Ces principes établis, la construction du problème proposé se réduit à ce qui suit :

Construction. Soit mené un diamètre du cercle donné, et soit divisé ce diamètre en autant de parties égales qu’on veut obtenir de portions de cercles égales à la fois en surface et en contour. Sur les distances des points de division à l’une des extrémités du diamètre, prises elles-mêmes pour diamètres, soient décris des demi-cercles, tous situés d’un même côté du diamètre divisé.

Soit fait la même opération de l’autre côté de ce diamètre, mais à partir de son autre extrémité, c’est-à-dire en sens inverse.

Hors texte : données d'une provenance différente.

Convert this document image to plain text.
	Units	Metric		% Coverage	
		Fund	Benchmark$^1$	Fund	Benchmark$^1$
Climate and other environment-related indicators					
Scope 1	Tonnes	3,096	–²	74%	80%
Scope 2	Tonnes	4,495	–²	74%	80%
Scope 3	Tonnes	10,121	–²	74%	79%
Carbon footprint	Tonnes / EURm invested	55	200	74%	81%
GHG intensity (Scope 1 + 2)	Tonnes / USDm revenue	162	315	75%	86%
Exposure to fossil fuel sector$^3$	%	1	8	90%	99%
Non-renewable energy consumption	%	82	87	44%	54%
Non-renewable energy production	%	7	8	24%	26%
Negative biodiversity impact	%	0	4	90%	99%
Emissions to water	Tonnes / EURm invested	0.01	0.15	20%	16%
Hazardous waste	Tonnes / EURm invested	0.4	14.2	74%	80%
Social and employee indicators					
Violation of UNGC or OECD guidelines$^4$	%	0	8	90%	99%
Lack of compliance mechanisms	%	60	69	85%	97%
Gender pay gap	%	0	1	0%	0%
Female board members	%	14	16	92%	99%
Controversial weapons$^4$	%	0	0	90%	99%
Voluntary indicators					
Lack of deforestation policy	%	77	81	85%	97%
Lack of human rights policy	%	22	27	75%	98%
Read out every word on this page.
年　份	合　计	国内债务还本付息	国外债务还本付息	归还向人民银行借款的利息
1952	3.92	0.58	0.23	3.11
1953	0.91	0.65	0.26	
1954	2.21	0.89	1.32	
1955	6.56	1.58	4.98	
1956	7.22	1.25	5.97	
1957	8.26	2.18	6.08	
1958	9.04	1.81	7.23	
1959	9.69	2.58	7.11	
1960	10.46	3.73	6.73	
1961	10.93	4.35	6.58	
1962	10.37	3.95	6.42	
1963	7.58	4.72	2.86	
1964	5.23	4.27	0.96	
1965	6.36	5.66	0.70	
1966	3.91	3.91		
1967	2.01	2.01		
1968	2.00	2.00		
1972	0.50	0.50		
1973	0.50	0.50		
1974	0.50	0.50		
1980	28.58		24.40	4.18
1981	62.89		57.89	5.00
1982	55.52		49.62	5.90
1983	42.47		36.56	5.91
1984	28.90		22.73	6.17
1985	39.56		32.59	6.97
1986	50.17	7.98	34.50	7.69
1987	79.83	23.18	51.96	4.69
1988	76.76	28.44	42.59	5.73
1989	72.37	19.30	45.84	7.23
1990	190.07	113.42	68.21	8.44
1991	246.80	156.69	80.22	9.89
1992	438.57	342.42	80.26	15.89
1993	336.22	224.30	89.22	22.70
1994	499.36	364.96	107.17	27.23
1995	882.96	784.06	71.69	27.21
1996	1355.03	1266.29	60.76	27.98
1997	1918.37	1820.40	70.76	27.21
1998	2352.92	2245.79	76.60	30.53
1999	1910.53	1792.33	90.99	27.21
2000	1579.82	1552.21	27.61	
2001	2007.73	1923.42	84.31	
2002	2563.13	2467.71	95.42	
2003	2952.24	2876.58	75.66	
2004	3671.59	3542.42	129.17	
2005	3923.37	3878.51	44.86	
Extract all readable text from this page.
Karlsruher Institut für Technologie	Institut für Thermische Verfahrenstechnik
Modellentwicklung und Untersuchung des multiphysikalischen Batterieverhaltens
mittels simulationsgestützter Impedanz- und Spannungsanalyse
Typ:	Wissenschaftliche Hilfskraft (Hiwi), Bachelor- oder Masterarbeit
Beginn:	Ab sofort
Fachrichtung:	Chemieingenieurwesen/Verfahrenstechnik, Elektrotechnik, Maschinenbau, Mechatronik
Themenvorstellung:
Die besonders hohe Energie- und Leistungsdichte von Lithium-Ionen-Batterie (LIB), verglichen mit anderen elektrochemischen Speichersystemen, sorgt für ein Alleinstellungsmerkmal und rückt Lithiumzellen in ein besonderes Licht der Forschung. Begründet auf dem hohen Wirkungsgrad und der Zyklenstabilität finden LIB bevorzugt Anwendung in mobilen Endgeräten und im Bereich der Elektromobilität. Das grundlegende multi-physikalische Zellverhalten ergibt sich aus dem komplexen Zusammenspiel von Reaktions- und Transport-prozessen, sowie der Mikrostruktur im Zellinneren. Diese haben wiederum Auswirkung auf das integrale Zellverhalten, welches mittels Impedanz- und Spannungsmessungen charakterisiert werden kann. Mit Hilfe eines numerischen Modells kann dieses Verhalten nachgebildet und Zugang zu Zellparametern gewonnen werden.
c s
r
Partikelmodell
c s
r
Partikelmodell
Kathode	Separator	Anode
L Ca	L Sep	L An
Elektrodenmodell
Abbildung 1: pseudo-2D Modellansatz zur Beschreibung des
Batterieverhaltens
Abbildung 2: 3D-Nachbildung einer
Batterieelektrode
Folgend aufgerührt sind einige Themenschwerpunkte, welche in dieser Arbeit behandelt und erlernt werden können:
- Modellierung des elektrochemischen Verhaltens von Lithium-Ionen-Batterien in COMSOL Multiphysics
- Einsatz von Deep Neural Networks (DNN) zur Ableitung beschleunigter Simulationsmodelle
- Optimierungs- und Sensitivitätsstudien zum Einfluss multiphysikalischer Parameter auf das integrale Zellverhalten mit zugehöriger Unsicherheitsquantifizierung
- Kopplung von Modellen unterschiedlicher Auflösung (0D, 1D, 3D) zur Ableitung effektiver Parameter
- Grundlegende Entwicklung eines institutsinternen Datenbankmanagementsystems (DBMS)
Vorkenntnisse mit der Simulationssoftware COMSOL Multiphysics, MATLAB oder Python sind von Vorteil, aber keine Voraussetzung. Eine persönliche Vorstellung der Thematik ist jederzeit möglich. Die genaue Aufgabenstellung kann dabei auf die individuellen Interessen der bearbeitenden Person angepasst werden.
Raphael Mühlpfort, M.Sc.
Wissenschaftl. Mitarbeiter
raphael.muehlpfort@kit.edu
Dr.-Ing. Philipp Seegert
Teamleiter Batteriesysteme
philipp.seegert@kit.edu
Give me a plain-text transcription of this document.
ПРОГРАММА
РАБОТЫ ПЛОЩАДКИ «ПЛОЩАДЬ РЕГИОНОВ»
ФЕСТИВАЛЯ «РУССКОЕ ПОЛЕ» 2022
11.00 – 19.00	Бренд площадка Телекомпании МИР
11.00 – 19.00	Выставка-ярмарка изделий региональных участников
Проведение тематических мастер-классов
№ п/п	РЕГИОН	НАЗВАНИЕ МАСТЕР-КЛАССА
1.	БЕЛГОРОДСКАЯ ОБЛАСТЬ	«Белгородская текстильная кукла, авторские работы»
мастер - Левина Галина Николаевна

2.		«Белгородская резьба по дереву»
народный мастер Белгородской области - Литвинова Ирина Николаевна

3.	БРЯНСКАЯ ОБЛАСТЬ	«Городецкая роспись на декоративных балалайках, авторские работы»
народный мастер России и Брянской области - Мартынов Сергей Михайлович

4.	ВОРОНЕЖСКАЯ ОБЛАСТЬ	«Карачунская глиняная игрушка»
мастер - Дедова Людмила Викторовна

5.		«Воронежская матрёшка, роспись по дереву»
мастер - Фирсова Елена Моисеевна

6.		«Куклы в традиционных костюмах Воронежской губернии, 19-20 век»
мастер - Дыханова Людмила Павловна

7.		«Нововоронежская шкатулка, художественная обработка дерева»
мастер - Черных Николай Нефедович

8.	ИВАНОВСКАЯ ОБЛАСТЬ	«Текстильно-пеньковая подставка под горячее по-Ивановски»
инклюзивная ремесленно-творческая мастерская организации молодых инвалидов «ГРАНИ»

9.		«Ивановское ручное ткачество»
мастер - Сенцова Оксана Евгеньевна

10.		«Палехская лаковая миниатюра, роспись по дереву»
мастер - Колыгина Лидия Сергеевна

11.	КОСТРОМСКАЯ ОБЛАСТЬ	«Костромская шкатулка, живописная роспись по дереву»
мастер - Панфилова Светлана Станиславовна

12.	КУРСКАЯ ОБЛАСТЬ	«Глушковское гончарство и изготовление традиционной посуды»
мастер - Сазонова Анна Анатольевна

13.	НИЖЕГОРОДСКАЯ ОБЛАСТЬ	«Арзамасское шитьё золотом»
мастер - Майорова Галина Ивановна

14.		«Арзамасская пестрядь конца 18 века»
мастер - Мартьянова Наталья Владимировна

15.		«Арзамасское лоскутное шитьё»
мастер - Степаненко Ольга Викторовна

Il est d’abord clair que le cercle donné se trouvera partagé en autant de parties qu’on aura fait de divisions dans son diamètre, c’est-à-dire, en autant de parties qu’on s’était proposé d’en faire. De plus ; chacune des deux courbes qui termineront chaque partie, se trouvant être la somme de deux demi-circonférences également distantes des extrêmes, sera égale à la demi-circonférence du cercle donné, d’où il suit que le contour total de chaque partie sera égal à la circonférence même de ce cercle.

Enfin, chaque partie du cercle divisé étant la somme de deux différences de demi-cercles également distans des extrêmes, toutes ces parties seront égales en surface, ainsi qu’il était demandé.

L’inspection de la figure 6 où le cercle se trouve divisé, par ce procédé, en sept parties, égales à la fois en surface et en contour ; mettra cette construction dans tout son jour.

Le même procédé s’applique à la division d’un polygone régulier d’un nombre de côtés pair, à celle de l’ellipse et, en général, de toute courbe fermée et convexe, symétrique par rapport à une droite.

Il peut aussi être appliqué à la division du cercle en parties dont les surfaces soient entre elles dans des rapports donnés ; mais les contours de ces parties ne seront plus alors dans le rapport de leurs surfaces.